Naufrágio da Lima de Abreu XV completa um mês com cinco desaparecidos e piloto foragido
Um mês após o naufrágio da embarcação Lima de Abreu XV, ocorrido em 13 de fevereiro nas proximidades do Encontro das Águas, em Manaus, a tragédia ainda deixa vítimas desaparecidas e investigações em andamento. Até o momento, três mortes foram confirmadas e cinco pessoas continuam desaparecidas. O caso também envolve a situação do piloto do barco, que passou a ser considerado foragido após decisão da Justiça que determinou sua prisão preventiva.

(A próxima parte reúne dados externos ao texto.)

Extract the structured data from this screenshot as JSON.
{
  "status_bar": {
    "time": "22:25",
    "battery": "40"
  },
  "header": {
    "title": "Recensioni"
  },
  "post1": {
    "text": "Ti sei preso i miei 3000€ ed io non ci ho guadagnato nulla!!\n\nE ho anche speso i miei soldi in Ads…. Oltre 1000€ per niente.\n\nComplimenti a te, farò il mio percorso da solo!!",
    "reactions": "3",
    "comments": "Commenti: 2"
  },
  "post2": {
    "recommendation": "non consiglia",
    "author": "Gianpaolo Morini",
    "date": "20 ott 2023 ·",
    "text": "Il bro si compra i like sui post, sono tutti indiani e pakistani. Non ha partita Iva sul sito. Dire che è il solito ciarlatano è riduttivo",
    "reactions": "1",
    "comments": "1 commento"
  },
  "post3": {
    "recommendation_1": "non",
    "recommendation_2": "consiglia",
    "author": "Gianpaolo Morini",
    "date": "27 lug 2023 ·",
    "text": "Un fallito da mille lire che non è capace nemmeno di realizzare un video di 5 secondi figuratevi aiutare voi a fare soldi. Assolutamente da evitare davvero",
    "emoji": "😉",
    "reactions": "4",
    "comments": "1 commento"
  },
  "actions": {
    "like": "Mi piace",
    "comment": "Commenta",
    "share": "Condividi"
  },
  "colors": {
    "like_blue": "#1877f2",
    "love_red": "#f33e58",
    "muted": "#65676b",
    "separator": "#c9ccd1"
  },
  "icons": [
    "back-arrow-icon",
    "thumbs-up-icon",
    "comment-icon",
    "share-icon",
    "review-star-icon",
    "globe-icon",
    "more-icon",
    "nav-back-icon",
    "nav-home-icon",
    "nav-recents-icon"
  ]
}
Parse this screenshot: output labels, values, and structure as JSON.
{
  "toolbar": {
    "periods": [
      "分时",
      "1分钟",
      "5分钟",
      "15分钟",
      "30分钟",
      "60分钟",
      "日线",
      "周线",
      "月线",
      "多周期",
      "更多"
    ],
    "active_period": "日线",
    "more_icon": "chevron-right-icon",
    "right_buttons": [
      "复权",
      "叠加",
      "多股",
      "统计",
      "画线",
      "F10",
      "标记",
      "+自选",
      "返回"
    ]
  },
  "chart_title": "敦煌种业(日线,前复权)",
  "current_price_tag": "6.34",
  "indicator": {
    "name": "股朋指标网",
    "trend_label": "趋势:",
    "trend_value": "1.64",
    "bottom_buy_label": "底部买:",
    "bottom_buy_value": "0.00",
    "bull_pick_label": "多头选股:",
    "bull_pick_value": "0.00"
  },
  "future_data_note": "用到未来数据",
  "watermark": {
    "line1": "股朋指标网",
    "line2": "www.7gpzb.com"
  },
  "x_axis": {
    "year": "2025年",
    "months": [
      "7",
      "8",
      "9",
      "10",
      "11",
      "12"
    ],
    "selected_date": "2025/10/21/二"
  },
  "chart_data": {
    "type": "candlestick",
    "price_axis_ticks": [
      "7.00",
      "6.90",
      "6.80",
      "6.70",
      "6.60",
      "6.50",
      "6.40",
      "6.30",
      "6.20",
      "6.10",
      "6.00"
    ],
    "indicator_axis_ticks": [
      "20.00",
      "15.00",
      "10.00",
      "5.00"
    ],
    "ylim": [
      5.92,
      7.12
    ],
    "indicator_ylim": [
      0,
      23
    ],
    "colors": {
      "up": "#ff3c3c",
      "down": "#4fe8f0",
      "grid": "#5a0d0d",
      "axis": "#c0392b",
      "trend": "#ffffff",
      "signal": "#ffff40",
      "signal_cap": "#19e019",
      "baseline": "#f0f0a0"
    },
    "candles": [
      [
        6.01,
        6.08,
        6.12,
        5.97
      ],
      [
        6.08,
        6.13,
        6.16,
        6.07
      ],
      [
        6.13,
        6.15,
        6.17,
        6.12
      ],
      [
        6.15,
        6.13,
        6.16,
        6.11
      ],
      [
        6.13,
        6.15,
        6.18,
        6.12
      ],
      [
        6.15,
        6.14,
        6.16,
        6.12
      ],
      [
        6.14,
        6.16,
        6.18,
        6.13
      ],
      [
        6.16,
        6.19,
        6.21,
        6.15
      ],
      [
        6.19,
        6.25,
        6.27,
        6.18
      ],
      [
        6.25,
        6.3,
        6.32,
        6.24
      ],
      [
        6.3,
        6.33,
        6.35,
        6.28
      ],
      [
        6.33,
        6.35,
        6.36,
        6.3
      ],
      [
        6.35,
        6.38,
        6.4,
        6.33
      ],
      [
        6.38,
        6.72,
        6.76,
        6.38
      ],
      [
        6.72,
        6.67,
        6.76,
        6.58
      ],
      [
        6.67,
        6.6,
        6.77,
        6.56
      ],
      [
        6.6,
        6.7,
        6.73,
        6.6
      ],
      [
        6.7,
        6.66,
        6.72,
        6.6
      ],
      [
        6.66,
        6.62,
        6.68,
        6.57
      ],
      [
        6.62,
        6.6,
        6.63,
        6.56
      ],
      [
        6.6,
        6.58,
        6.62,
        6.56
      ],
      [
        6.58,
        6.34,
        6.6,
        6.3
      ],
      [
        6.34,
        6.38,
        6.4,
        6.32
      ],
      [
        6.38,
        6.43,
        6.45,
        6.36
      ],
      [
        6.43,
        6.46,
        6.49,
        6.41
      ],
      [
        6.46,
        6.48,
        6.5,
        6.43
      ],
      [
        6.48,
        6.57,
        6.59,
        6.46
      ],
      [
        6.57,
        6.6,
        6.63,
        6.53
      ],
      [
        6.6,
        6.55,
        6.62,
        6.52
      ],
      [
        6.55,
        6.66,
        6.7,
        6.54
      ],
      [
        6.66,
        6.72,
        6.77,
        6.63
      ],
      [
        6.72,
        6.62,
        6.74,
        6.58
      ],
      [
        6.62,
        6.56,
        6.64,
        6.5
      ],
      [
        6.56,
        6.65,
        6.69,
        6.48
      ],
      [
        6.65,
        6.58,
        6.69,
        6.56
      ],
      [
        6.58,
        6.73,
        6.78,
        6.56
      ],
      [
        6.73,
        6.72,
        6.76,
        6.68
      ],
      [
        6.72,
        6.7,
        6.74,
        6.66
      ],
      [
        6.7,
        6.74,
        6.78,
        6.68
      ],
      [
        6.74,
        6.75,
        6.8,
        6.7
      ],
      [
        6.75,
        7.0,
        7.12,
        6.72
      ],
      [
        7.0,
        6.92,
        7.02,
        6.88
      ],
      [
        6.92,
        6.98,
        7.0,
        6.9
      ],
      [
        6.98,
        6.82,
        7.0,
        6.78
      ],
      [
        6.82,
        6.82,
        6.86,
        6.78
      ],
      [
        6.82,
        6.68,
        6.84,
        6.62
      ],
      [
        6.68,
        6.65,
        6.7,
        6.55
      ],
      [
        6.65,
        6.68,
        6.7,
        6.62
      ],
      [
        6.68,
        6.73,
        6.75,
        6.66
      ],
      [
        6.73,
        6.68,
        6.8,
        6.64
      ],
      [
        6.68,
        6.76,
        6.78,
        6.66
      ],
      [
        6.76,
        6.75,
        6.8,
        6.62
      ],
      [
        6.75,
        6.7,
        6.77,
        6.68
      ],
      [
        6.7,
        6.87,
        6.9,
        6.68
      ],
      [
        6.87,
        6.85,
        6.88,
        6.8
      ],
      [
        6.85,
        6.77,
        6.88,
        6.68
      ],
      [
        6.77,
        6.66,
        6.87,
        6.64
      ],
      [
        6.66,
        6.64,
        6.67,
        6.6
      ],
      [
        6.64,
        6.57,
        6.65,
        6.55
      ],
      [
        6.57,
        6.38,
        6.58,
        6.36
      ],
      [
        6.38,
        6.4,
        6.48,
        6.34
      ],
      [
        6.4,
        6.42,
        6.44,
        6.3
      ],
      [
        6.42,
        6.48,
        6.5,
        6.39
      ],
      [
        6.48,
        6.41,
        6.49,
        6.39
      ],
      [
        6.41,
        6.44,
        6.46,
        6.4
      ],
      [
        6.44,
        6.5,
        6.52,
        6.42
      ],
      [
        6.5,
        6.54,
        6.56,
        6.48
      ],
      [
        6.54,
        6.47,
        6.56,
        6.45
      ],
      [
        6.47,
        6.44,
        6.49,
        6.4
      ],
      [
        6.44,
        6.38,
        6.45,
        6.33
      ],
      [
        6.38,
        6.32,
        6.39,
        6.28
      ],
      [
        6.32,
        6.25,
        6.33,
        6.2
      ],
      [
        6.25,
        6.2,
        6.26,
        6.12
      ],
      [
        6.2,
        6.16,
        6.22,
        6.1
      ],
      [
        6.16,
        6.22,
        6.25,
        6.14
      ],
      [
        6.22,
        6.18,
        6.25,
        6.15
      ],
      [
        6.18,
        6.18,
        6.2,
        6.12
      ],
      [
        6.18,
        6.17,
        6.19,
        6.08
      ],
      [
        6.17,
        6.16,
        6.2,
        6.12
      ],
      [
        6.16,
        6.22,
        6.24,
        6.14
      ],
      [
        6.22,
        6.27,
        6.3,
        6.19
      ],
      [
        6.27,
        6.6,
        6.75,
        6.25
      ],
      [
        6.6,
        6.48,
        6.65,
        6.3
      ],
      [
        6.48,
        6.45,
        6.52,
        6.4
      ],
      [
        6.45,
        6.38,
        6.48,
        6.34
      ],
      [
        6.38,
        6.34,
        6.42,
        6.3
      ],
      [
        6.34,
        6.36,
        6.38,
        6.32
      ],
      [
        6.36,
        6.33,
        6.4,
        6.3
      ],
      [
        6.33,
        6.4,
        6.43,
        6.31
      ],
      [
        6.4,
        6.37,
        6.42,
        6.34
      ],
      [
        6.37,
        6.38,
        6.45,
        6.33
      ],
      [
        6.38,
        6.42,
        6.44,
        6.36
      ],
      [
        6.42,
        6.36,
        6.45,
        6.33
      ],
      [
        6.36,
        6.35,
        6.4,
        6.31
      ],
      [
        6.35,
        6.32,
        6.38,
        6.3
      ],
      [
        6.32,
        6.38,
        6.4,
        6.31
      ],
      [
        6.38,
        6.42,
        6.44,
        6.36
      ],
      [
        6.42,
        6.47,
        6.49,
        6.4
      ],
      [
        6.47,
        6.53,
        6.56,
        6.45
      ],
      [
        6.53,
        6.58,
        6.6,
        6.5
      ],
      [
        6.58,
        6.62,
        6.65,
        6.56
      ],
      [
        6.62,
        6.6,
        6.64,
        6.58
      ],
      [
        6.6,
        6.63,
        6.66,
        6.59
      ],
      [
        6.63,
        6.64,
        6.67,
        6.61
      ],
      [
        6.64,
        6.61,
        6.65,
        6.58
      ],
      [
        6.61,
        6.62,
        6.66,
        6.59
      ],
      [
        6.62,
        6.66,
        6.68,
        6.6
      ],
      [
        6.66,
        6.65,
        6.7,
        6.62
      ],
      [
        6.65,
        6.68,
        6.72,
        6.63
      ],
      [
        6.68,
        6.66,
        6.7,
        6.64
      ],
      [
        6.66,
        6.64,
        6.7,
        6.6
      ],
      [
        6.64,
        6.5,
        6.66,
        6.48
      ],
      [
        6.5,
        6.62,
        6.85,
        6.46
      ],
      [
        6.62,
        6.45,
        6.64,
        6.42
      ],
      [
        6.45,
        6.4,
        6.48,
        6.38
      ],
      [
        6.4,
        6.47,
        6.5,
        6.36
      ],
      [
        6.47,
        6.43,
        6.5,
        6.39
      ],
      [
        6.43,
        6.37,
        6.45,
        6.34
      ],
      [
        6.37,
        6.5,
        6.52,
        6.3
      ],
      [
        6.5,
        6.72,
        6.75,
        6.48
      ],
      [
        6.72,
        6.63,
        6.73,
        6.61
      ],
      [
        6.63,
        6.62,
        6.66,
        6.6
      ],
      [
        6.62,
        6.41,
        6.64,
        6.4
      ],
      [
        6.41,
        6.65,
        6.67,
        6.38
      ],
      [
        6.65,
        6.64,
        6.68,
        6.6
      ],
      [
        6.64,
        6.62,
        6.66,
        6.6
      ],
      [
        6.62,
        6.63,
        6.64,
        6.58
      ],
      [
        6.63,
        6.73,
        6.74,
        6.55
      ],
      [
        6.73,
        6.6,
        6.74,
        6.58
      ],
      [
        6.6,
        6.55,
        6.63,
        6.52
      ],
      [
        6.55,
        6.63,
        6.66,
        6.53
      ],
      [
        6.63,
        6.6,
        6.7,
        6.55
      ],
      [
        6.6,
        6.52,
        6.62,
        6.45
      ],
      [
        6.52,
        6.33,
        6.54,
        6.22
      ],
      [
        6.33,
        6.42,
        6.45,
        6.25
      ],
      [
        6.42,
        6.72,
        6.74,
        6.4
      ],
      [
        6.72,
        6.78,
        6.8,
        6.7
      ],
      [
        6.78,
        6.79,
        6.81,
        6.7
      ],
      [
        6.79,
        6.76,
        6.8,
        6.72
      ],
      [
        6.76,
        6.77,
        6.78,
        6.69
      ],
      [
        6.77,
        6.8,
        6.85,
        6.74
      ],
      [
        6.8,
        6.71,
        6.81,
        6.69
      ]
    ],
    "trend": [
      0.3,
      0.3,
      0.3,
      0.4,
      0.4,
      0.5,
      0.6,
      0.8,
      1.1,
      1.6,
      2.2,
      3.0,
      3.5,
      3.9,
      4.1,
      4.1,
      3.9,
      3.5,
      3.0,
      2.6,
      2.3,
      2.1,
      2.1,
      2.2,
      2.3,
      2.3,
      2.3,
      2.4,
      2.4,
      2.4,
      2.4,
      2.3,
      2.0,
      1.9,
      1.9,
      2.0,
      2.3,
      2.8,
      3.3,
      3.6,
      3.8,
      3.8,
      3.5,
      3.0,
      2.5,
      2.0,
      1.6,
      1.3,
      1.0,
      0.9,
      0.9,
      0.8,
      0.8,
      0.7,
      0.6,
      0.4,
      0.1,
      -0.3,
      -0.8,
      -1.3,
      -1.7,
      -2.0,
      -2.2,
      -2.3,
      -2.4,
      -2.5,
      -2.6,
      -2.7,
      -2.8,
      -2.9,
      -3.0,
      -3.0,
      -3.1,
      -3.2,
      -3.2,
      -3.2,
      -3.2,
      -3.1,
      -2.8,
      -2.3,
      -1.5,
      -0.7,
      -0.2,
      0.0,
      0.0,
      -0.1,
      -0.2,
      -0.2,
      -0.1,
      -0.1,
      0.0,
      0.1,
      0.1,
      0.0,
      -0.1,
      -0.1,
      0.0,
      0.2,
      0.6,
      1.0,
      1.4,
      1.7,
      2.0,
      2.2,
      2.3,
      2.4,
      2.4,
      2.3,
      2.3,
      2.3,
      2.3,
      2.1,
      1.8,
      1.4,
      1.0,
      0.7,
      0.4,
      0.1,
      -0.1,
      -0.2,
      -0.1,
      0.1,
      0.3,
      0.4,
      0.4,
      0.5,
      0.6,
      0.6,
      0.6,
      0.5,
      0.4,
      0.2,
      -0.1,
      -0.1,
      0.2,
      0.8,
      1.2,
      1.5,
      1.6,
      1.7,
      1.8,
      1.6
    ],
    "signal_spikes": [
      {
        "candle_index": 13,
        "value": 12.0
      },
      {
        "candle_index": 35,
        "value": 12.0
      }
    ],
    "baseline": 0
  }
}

A embarcação realizava viagem com destino ao município de Nova Olinda do Norte quando acabou afundando pouco tempo após deixar a capital amazonense. No momento do acidente, dezenas de passageiros estavam a bordo. Ao menos 71 pessoas foram resgatadas com vida pelas equipes de socorro que atuaram na região logo após o naufrágio.
O acidente mobilizou uma grande força-tarefa formada por equipes do Corpo de Bombeiros Militar do Amazonas, Marinha do Brasil, Defesa Civil e outros órgãos de segurança. As buscas foram realizadas na área do Encontro das Águas e em trechos do rio abaixo do ponto do acidente, devido à força das correntes que podem arrastar vítimas por longas distâncias.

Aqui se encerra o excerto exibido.